Mehr als zweieinhalb Jahre Kampf zeigen einen langsamen, aber stetigen Vormarsch Russlands in der Ostukraine. Die Ukraine hat wiederholt russisches Territorium mit Raketen und Drohnen beschossen und Moskau mit einem kühnen Truppenvorstoß in eine Grenzregion im vergangenen Monat in Verlegenheit gebracht.

Selenskyj hat eine sogenannte Friedensformel zur Beendigung des Krieges vorgelegt, die unter anderem den Abzug aller russischen Truppen aus der Ukraine, die Rechenschaftspflicht für Kriegsverbrechen und die Freilassung von Kriegsgefangenen vorsieht. Lawrow wies Selenskyjs Formel als "zum Scheitern verurteiltes Ultimatum" zurück.

Friedensplan von Brasilien und China

Unterdessen haben Brasilien und China einen Friedensplan vorgeschlagen, der eine Friedenskonferenz mit der Ukraine und Russland vorsieht, ohne das Schlachtfeld auszuweiten oder die Kämpfe anderweitig zu eskalieren.

Chinesische und brasilianische Diplomaten warben während des Treffens für den Plan und überzeugten ein Dutzend weiterer Staaten, vor allem aus Afrika und Lateinamerika, sich einer Gruppe von "Freunden des Friedens" in der Ukraine anzuschließen.
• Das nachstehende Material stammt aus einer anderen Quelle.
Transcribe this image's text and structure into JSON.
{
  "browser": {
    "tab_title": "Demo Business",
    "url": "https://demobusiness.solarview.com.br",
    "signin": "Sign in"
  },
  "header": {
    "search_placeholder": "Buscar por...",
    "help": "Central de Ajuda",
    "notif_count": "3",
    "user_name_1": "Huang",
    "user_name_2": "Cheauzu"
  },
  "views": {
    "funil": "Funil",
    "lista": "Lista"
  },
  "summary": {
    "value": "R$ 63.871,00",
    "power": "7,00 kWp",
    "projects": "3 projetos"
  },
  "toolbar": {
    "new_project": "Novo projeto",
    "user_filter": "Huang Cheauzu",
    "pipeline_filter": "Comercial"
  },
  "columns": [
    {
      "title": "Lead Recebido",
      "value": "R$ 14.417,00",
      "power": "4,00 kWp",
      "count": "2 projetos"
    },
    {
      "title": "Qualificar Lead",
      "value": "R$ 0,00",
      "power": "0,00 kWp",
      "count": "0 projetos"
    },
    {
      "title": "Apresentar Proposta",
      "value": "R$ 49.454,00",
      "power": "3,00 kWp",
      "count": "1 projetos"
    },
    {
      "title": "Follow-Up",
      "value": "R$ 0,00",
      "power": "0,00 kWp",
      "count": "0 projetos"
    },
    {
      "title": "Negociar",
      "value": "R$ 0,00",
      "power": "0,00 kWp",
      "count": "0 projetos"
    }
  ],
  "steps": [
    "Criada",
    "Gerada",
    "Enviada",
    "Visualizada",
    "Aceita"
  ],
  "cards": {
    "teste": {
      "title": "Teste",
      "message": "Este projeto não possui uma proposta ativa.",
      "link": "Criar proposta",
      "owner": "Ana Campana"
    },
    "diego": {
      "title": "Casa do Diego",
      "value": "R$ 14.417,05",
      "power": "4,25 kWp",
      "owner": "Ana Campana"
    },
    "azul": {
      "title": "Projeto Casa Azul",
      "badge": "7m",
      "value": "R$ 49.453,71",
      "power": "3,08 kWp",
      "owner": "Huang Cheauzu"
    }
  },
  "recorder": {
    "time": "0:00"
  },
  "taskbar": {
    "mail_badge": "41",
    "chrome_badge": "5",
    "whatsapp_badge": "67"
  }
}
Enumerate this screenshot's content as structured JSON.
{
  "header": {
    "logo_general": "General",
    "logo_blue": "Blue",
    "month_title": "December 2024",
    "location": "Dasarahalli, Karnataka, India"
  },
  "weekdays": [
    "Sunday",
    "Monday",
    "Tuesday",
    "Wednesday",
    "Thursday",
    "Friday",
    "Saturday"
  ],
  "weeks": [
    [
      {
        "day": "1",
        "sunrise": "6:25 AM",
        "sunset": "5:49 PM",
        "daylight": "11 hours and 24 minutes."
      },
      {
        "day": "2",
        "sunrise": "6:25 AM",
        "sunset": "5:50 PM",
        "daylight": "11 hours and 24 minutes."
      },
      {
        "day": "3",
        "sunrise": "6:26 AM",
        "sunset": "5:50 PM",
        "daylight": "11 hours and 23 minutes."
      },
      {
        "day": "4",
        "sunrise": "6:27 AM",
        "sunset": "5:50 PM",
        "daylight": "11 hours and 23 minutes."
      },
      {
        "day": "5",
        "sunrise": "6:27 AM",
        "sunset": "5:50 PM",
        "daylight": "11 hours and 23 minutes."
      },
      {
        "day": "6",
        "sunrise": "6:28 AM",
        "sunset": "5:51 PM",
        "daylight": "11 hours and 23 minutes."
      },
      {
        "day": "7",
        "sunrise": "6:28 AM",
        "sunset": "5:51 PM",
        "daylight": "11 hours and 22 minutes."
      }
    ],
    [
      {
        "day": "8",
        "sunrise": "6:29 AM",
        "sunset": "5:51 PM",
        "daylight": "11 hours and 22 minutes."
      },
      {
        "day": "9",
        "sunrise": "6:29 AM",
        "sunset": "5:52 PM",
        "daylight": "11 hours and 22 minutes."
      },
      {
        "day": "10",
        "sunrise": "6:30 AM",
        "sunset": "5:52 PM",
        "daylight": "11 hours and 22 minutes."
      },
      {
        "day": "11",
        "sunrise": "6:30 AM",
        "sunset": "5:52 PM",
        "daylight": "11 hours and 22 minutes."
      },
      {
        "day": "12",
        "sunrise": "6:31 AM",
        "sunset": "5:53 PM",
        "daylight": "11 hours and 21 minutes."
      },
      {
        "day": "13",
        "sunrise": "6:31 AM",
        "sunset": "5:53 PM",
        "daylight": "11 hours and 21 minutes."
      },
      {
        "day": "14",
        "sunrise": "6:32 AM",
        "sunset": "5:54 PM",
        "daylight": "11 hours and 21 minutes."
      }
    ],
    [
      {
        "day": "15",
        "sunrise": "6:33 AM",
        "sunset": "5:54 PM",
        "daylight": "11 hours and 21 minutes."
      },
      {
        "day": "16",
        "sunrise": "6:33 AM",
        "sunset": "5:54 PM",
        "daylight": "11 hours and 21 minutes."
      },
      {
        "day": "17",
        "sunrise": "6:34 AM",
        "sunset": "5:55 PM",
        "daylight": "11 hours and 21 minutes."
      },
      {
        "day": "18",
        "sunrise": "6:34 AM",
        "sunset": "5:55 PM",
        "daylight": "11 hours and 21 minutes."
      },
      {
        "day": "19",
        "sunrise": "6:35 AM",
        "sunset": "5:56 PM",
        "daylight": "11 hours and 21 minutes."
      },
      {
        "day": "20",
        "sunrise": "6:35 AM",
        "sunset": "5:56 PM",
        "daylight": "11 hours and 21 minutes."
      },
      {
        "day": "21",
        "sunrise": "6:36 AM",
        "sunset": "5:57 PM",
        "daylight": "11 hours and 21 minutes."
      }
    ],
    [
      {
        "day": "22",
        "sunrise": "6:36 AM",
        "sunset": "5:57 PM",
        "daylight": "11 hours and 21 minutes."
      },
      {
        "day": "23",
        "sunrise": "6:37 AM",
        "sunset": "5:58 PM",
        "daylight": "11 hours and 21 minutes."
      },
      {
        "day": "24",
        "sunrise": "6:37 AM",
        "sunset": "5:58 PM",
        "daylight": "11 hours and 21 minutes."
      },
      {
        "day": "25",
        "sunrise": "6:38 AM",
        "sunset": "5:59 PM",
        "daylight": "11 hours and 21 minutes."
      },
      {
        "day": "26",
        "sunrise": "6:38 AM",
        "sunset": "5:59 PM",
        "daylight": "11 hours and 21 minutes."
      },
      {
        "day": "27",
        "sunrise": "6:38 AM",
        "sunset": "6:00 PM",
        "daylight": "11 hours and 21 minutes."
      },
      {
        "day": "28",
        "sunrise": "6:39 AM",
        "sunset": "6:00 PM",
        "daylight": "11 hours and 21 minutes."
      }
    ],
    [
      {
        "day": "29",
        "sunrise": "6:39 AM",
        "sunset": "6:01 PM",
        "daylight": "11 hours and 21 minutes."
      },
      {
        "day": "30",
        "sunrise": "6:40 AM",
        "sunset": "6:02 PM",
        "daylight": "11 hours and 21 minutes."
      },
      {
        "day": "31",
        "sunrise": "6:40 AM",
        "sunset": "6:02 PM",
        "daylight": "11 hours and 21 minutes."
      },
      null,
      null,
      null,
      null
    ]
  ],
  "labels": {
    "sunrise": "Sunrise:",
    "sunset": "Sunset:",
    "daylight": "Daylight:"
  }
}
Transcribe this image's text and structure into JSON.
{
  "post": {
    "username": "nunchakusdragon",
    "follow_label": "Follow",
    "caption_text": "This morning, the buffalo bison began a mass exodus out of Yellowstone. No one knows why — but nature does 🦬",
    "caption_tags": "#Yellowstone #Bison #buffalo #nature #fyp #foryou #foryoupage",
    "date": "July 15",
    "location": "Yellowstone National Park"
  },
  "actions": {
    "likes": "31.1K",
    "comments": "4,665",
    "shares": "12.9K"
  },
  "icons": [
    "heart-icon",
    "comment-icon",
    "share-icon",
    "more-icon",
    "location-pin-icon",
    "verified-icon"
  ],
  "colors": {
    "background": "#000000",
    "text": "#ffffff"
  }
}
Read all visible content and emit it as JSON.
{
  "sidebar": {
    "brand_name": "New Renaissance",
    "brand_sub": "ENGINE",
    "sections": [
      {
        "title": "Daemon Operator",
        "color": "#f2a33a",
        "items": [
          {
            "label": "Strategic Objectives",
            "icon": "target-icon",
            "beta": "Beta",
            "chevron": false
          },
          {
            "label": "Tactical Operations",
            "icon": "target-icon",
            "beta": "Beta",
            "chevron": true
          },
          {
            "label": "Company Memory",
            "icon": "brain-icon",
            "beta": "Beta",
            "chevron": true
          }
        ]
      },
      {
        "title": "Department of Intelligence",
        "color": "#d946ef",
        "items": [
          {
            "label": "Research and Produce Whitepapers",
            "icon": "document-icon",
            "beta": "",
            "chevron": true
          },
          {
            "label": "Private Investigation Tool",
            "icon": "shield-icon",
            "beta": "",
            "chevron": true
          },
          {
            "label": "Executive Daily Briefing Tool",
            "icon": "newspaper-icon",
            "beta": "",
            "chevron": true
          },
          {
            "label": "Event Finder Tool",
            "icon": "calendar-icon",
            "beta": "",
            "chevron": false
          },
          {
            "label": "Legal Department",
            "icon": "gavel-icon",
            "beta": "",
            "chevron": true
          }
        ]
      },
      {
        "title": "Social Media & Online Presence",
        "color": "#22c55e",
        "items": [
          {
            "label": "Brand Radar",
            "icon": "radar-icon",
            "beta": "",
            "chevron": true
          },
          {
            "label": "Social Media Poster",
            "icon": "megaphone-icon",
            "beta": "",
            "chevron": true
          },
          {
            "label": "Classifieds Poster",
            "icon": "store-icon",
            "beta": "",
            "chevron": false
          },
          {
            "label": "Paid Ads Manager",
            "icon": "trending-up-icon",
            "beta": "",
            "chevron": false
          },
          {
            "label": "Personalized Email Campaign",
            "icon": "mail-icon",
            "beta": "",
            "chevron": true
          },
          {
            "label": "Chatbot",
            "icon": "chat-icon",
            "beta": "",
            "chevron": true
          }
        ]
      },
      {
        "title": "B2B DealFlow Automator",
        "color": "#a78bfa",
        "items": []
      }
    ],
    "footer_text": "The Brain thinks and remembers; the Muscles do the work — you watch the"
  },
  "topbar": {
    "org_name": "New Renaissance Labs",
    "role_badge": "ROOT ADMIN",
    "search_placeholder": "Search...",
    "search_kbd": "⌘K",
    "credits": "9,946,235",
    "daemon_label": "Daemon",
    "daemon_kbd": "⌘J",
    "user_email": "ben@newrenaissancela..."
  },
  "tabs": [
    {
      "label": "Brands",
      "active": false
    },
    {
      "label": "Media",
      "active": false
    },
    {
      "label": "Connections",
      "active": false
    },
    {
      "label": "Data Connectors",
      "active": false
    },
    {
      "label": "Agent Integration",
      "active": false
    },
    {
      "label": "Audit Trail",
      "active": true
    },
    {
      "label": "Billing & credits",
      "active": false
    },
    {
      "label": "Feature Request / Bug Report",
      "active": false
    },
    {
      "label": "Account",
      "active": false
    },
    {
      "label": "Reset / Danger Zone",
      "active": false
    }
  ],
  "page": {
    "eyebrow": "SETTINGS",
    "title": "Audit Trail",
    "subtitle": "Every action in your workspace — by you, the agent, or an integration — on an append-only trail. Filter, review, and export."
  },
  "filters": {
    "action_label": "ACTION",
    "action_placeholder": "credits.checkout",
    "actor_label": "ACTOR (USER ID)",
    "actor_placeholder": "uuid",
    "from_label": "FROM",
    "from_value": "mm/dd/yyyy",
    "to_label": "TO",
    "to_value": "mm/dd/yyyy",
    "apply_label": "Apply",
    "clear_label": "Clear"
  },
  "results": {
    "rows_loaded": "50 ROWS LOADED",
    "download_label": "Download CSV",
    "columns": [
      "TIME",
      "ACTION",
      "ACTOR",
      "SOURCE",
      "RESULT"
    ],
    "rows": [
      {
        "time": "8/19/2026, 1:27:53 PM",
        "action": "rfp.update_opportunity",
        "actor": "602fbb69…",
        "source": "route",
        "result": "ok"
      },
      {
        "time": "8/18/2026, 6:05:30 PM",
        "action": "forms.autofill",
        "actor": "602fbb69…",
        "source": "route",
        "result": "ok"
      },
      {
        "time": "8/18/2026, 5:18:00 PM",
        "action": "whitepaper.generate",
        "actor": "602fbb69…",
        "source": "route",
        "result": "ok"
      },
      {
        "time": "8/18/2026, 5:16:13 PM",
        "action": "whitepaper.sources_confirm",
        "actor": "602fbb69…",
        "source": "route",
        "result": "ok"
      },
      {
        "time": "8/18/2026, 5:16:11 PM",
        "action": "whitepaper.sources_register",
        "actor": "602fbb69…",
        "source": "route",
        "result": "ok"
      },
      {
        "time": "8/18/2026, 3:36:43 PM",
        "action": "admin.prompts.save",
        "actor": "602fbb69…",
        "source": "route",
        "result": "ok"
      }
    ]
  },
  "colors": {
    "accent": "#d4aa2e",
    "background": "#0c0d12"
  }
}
Lawrow signalisierte Russlands Bereitschaft, der Gruppe mit Rat und Tat zur Seite zu stehen, betonte aber, dass ihre Vorschläge auf der Realität und nicht nur auf abstrakten Diskussionen basieren sollten.

Er betonte, dass eine Lösung des Konflikts von der Beseitigung der Ursachen" abhänge – der von Moskau angeführten Unterdrückung der russischsprachigen Bevölkerung in der Ostukraine und der jahrelangen Expansion der Nato in Osteuropa, die Russland als Bedrohung seiner Sicherheit ansieht.